Anne was a second year masters student in the Psychology in the Public Interest program at North Carolina State University. She earned her Bachelor of Arts in Public Policy from Duke University in 2011. Before beginning her graduate studies, Anne worked as a project assistant at the North Carolina Institute of Medicine. Currently, she works as a graduate research assistant in the Forensic PsyPI Lab researching jail-to-community treatment programs for Wake County Jail inmates with co-occurring mental illnesses and substance use disorders. Anne’s other research interests include the psycho-social outcomes of food insecurity and community action coordination around public health issues.
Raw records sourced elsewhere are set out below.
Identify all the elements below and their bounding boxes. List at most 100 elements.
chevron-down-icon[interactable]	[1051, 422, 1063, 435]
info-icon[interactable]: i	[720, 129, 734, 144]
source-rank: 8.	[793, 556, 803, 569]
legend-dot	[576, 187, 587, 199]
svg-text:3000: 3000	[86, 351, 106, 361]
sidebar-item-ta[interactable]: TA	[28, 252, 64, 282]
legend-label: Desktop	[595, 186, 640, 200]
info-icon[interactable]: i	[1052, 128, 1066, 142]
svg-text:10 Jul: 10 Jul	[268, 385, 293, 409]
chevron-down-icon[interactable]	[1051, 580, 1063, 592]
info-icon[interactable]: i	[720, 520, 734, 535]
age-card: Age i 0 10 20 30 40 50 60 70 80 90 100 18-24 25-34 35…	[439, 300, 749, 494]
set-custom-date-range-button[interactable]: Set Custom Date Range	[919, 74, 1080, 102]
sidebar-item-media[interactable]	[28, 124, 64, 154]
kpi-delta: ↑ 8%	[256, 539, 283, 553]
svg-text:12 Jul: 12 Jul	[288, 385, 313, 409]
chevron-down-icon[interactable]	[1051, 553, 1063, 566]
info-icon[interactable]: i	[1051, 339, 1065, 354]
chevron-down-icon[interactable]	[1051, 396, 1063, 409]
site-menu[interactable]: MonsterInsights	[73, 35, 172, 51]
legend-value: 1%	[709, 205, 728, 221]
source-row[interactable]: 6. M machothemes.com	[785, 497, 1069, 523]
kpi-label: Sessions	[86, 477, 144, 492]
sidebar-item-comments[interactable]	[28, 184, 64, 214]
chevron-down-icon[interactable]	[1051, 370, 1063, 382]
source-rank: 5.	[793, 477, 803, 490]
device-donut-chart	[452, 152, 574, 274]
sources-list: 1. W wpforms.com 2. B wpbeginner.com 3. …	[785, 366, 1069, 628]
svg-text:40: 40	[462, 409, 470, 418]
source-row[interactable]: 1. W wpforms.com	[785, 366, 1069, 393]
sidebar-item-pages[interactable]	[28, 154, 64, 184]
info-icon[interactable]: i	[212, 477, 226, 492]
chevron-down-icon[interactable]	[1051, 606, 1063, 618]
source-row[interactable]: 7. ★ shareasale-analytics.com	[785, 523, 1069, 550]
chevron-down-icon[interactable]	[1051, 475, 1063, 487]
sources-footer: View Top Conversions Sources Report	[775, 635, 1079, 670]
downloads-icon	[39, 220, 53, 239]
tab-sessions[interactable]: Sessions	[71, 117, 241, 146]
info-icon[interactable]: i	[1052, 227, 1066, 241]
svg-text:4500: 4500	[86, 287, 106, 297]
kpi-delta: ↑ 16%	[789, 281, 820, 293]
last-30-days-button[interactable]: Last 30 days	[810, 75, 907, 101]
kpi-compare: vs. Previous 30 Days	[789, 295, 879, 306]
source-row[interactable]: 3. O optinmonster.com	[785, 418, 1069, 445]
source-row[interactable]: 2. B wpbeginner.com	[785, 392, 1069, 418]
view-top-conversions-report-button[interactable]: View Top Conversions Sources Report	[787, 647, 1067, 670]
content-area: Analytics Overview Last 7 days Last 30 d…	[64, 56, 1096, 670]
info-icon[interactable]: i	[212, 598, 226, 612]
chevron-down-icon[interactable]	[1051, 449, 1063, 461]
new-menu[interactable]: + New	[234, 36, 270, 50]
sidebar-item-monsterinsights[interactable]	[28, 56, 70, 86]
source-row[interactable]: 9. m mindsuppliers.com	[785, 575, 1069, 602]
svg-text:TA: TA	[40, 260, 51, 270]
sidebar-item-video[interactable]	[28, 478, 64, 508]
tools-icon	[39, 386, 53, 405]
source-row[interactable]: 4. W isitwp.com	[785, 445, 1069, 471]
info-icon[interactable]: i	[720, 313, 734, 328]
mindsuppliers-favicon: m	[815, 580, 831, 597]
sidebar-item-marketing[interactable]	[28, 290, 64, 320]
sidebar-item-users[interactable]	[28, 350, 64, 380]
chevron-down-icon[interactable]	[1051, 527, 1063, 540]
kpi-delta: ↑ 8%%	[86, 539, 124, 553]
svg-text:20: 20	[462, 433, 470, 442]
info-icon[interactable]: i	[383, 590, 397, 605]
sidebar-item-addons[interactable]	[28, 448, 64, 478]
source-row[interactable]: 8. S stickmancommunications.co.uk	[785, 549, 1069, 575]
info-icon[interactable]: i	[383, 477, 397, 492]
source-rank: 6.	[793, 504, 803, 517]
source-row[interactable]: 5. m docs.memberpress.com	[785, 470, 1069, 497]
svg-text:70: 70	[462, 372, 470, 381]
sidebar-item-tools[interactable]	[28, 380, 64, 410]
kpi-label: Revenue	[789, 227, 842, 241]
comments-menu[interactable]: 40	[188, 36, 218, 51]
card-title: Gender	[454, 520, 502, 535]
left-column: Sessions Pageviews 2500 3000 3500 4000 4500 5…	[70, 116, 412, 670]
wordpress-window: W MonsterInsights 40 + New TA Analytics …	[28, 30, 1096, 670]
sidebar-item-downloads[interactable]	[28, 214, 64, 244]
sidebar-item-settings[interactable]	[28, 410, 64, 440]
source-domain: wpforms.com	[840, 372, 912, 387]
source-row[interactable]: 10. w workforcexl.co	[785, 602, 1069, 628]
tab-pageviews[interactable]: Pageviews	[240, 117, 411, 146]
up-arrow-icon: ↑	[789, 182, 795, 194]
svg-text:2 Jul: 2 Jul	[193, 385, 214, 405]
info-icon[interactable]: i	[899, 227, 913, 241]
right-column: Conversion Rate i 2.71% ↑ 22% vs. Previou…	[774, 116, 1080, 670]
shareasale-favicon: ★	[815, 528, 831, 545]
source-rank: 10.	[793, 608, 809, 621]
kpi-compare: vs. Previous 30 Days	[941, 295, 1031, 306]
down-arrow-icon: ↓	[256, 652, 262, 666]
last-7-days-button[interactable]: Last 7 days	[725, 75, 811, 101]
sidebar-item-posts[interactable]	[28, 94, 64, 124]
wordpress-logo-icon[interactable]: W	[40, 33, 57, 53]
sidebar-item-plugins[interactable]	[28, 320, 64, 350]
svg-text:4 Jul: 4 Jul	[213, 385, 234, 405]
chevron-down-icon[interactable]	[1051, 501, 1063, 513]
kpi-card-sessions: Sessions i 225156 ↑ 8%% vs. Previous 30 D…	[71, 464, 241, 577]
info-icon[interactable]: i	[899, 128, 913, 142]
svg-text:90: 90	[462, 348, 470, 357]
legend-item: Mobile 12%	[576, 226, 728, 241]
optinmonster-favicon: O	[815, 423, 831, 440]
Robin received her PhD from the College of Public Health at the University of South Florida in May 2014. She received her Master of Arts in Forensic Psychology at Marymount University, and her Bachelor of Arts in Mathematics and Bachelor of Science in Psychology from the University at Buffalo. She completed her dissertation titled “Physical and Mental Health Status of Adults with Serious Mental Illness Participating in a Jail Diversion Intervention” which is focused on exploring the differences in mental and physical health status between adults with serious mental who are and are not justice-involved. Robin coordinated the Bristol-Myers Squibb Foundation Mental Health Disparities in the United States project, and is a visiting student in the Forensic PsyPI lab. Additionally, her research interests include: (1) physical and mental health comorbidity; (2) justice-involved adults with SMI; (3) jail diversion and reentry programs; (4) violence and victimization; (5) access to resources; (6) longitudinal data analysis; and (7) missing data.